Malang, Jadi kabar. Com– Di balik nama Ngajum yang kini dikenal sebagai salah satu desa di Kabupaten Malang, tersimpan sejarah panjang dan kaya makna. Desa ini berdiri berkat jerih payah empat tokoh pendiri atau bedah kerawang yang hingga kini tetap dikenang oleh masyarakat: Mbah Ageng, Mbah Sabar, Mbah Sidiq, dan Mbah Tejowati.
Nama “Ngajum” sendiri berasal dari kata nujum—yang berarti ahli nujum atau peramal masa depan. Nama ini merujuk pada keempat pendiri yang memiliki pandangan jauh ke depan dan peran besar dalam membentuk tatanan masyarakat Desa Ngajum yang kita kenal hari ini.
Mbah Ageng dikenal sebagai sosok pemimpin pertama yang karismatik dan berani membuka lahan permukiman. Mbah Sabar membawa keteduhan dengan kesabaran dan kebijaksanaannya.

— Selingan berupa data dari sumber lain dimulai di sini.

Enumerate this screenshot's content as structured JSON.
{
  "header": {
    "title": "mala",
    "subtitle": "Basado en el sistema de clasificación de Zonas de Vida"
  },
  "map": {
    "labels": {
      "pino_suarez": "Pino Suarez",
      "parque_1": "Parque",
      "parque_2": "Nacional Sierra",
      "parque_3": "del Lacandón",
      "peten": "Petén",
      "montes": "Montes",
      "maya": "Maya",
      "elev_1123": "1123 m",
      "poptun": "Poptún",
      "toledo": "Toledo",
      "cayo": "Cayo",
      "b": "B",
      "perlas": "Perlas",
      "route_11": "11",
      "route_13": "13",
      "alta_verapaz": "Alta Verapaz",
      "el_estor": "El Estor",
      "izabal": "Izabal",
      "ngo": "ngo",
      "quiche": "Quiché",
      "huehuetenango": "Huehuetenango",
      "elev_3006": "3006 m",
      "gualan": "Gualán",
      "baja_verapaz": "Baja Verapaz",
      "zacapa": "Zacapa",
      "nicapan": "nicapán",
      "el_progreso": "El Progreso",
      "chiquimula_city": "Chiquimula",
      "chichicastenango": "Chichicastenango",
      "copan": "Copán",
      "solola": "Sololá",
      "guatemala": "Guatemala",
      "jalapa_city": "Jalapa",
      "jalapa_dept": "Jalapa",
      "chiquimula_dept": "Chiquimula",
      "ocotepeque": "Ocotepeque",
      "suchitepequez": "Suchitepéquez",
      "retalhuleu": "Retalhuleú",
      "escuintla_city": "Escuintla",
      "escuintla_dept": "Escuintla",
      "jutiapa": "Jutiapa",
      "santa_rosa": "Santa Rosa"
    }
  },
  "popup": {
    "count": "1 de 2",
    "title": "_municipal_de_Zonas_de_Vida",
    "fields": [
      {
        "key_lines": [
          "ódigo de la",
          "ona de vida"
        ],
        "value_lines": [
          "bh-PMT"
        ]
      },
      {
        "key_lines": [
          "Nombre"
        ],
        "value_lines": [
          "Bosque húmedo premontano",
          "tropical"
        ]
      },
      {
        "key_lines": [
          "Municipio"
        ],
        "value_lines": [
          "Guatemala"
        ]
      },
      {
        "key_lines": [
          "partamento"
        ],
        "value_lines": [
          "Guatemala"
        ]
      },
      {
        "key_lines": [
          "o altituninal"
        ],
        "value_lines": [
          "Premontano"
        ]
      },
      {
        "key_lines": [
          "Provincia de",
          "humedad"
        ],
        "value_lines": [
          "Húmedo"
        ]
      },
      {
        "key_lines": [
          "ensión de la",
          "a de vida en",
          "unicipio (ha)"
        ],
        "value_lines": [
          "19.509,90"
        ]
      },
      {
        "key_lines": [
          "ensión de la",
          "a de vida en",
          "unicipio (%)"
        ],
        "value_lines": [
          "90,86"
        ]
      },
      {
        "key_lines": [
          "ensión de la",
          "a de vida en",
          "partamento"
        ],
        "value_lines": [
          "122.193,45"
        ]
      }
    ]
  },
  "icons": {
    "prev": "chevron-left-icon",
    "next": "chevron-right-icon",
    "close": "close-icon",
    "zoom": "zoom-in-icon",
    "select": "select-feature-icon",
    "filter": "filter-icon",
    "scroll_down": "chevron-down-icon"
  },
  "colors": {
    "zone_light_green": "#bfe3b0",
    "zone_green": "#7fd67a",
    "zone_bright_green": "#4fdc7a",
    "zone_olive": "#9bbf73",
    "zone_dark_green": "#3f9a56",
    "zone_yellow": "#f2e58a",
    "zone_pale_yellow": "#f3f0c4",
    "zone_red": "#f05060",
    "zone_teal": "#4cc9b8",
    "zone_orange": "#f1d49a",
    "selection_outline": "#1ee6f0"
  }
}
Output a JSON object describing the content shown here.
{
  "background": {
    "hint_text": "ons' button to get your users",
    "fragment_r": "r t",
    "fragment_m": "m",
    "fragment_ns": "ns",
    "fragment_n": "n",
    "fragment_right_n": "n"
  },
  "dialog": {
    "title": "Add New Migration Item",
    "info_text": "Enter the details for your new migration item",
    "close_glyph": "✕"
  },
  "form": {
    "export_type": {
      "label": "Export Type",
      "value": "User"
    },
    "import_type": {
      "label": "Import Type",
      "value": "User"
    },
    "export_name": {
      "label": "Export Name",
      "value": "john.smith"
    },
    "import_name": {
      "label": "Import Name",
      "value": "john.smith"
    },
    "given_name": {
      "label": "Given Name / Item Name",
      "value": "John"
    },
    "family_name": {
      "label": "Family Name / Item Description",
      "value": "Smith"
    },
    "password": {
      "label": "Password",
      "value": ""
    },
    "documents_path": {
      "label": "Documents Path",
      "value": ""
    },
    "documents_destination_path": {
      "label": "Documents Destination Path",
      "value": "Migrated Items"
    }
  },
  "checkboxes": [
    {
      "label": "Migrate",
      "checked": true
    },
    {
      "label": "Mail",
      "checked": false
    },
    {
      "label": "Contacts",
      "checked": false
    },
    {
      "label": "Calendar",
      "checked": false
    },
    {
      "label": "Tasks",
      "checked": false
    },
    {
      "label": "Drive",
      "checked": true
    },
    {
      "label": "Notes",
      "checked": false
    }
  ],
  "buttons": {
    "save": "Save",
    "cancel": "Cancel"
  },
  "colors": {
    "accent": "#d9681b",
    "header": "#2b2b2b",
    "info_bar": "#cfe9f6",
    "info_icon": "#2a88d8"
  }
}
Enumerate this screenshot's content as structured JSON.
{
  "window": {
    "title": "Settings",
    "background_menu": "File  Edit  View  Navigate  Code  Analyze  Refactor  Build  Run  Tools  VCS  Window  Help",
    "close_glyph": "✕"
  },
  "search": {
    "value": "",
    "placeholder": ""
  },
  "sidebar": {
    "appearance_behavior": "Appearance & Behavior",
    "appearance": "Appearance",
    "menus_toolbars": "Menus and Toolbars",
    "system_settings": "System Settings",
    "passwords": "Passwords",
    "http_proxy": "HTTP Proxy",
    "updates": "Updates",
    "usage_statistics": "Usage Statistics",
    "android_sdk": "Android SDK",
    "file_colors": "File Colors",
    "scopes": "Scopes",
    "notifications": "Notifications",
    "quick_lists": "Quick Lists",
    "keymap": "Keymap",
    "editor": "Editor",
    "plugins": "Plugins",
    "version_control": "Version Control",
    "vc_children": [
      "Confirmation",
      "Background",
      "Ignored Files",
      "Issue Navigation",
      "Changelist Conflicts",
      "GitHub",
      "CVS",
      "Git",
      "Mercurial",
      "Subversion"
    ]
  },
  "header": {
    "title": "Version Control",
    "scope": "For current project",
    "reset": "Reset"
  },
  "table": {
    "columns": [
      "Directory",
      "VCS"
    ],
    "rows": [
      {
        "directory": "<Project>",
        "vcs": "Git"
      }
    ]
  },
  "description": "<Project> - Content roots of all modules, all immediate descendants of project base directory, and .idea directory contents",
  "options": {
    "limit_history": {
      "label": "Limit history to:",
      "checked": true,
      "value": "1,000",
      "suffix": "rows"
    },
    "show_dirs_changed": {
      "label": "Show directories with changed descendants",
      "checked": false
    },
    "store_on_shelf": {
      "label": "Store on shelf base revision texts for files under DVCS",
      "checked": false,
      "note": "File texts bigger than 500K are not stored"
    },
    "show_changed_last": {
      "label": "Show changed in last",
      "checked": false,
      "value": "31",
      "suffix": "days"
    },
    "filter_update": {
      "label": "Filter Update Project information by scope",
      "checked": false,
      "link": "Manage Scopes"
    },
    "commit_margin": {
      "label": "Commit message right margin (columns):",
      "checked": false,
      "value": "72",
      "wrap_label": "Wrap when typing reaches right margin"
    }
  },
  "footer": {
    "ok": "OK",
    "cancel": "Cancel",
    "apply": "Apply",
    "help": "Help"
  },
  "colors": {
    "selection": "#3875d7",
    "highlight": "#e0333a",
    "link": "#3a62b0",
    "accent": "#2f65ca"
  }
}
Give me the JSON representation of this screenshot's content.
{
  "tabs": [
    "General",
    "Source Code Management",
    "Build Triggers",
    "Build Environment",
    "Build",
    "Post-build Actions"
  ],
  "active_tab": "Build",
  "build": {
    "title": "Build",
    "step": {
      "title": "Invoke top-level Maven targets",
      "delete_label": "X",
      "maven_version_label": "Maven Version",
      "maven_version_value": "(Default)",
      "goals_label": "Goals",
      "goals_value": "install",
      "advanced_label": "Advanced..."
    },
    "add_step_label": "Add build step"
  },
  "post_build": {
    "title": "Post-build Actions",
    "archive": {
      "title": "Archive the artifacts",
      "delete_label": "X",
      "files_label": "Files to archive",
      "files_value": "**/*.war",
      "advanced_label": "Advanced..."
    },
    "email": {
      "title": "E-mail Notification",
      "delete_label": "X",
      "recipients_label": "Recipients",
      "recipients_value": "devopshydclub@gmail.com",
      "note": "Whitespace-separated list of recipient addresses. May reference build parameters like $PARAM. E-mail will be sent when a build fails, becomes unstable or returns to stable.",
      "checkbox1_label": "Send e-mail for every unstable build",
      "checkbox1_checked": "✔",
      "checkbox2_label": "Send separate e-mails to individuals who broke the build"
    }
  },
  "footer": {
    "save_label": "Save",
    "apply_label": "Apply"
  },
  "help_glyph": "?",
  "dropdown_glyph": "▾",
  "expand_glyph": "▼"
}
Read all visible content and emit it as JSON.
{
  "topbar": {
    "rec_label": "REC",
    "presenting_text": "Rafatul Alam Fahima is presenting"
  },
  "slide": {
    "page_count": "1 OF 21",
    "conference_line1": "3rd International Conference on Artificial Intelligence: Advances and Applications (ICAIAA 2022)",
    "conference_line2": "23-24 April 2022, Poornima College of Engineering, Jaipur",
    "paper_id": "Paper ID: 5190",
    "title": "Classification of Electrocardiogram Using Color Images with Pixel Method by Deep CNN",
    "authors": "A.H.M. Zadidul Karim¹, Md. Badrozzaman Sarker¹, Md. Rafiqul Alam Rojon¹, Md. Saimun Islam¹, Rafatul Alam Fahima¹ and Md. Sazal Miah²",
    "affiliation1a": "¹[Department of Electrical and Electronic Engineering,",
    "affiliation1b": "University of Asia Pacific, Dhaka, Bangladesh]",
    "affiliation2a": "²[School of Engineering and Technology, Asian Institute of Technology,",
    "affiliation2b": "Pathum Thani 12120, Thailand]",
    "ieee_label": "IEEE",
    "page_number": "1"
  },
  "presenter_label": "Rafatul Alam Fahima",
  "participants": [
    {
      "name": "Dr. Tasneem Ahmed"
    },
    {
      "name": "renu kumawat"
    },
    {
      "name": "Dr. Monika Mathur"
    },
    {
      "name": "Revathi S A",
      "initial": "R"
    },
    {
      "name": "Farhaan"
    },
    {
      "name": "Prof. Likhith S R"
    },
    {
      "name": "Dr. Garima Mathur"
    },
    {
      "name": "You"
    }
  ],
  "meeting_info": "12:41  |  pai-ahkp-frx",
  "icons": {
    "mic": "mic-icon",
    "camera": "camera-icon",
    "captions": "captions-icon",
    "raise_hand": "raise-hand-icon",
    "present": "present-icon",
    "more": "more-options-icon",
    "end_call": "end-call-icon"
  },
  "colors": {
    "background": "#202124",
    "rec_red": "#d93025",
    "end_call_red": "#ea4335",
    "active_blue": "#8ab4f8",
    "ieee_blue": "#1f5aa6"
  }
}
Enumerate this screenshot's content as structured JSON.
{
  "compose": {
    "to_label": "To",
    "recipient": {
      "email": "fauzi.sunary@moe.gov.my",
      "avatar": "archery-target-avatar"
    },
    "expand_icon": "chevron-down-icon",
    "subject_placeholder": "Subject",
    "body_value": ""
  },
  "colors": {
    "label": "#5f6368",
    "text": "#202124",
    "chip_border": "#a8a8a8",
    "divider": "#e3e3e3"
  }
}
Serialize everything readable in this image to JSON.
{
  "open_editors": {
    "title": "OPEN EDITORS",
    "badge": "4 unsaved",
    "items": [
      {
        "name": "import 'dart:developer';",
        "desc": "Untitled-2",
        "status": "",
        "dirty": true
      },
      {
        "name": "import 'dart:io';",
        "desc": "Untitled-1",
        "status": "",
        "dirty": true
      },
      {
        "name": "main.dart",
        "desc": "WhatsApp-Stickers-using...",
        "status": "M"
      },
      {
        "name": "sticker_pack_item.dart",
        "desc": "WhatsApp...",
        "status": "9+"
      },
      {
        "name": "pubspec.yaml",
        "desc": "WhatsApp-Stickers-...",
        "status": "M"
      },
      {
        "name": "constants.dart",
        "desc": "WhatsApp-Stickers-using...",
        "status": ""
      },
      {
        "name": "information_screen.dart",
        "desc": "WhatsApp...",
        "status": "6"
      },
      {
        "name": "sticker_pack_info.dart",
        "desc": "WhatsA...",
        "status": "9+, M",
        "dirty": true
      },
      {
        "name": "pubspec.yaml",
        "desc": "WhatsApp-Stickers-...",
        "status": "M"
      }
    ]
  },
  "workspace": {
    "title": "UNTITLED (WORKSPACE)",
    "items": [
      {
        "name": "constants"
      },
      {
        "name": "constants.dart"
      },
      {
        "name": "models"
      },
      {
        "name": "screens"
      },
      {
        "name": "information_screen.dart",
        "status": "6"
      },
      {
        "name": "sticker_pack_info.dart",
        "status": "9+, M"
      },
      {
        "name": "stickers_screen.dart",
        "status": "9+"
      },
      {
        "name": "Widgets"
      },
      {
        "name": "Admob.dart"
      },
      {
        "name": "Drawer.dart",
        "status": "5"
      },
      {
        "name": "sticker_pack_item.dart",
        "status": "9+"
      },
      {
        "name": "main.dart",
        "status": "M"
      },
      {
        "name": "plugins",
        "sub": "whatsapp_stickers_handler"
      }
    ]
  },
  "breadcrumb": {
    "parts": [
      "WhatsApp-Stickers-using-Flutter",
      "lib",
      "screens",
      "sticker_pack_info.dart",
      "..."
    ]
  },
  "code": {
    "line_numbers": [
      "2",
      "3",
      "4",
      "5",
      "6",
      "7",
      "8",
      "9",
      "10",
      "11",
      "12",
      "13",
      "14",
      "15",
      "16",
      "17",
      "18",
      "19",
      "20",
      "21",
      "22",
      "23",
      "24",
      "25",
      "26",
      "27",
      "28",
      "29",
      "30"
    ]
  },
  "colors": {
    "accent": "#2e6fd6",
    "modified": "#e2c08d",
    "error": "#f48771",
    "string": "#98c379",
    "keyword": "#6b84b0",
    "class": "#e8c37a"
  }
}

Mbah Sidiq menjadi teladan akan keteguhan dan kejujuran, sementara Mbah Tejowati dikenal sebagai figur welas asih yang dihormati karena kepeduliannya pada masyarakat.
Kini, lebih dari 4.000 warga yang tinggal di Desa Ngajum mewarisi semangat gotong royong dan nilai-nilai luhur yang ditanamkan oleh para pendiri desa tersebut. Untuk mengenang jasa mereka, sekaligus merayakan usia desa yang ke-149, masyarakat Ngajum siap menggelar pesta rakyat penuh tradisi pada Juni 2025 mendatang.
Perayaan Hari Jadi ke-149: Dua Hari Dua Malam Penuh Warna Budaya. Peringatan Hari Jadi ke-149 Desa Ngajum akan digelar meriah selama dua hari dua malam, dengan rangkaian acara yang tidak hanya menghibur, tetapi juga menggugah kembali kesadaran sejarah kolektif warga.
Menurut Kepala Desa Ngajum, Setyo Budi, perayaan tahun ini akan menjadi momen uri-uri budaya—yakni menjaga dan menghidupkan kembali nilai-nilai sejarah serta tradisi lokal.
“Kami ingin generasi muda tahu dan bangga akan asal-usul desanya. Empat pendiri desa ini bukan hanya nama, tetapi juga simbol karakter masyarakat Ngajum,” ujarnya pada Senin (19/5/2025).
Rangkaian acara akan dimulai pada 12 Juni 2025 dengan penampilan Niken Salindry, seniman jaranan dari kelompok Mayangkoro Original yang telah dikenal luas di Jawa Timur. Keesokan harinya, 13 Juni, panggung akan diisi dengan pertunjukan Tayub Campursari Pandu Budaya, kesenian asli Desa Ngajum yang menggambarkan harmoni antara gerak tari dan alunan gamelan. Sebagai penutup, malam harinya Ki Dalang Setyo Wahyudi akan membawakan lakon wayang kulit sarat filosofi, membawa penonton menyelami nilai-nilai kehidupan melalui kisah-kisah pewayangan.
Tak hanya menjadi ajang hiburan dan refleksi sejarah, perayaan ini juga menjadi ruang pemberdayaan ekonomi warga. Pemerintah desa telah menyiapkan area khusus bagi para pelaku usaha mikro, kecil, dan menengah (UMKM) untuk memasarkan produk mereka.
“Kami ingin pesta rakyat ini menjadi berkah untuk semua. Bukan hanya hiburan, tapi juga kesempatan berbagi rezeki melalui UMKM warga,” terang Setyo Budi.
Keterlibatan warga dari seluruh dusun menjadi kunci kesuksesan acara ini. Musyawarah demi musyawarah telah dilakukan, menandai kuatnya semangat gotong royong dan kebersamaan yang tetap hidup sejak desa ini pertama kali berdiri.
Melalui perayaan Hari Jadi ke-149, masyarakat Desa Ngajum diajak untuk tidak hanya bersenang-senang, tetapi juga merenungi makna warisan yang ditinggalkan para pendiri. Di tengah arus zaman, Desa Ngajum tetap berdiri sebagai simbol kearifan lokal, kekeluargaan, dan tekad untuk terus maju tanpa melupakan akar sejarahnya.
Dengan persiapan yang matang dan partisipasi aktif warga, peringatan tahun ini diharapkan menjadi salah satu perayaan desa terbaik dalam sejarah Ngajum—meriah, tertib, dan penuh makna.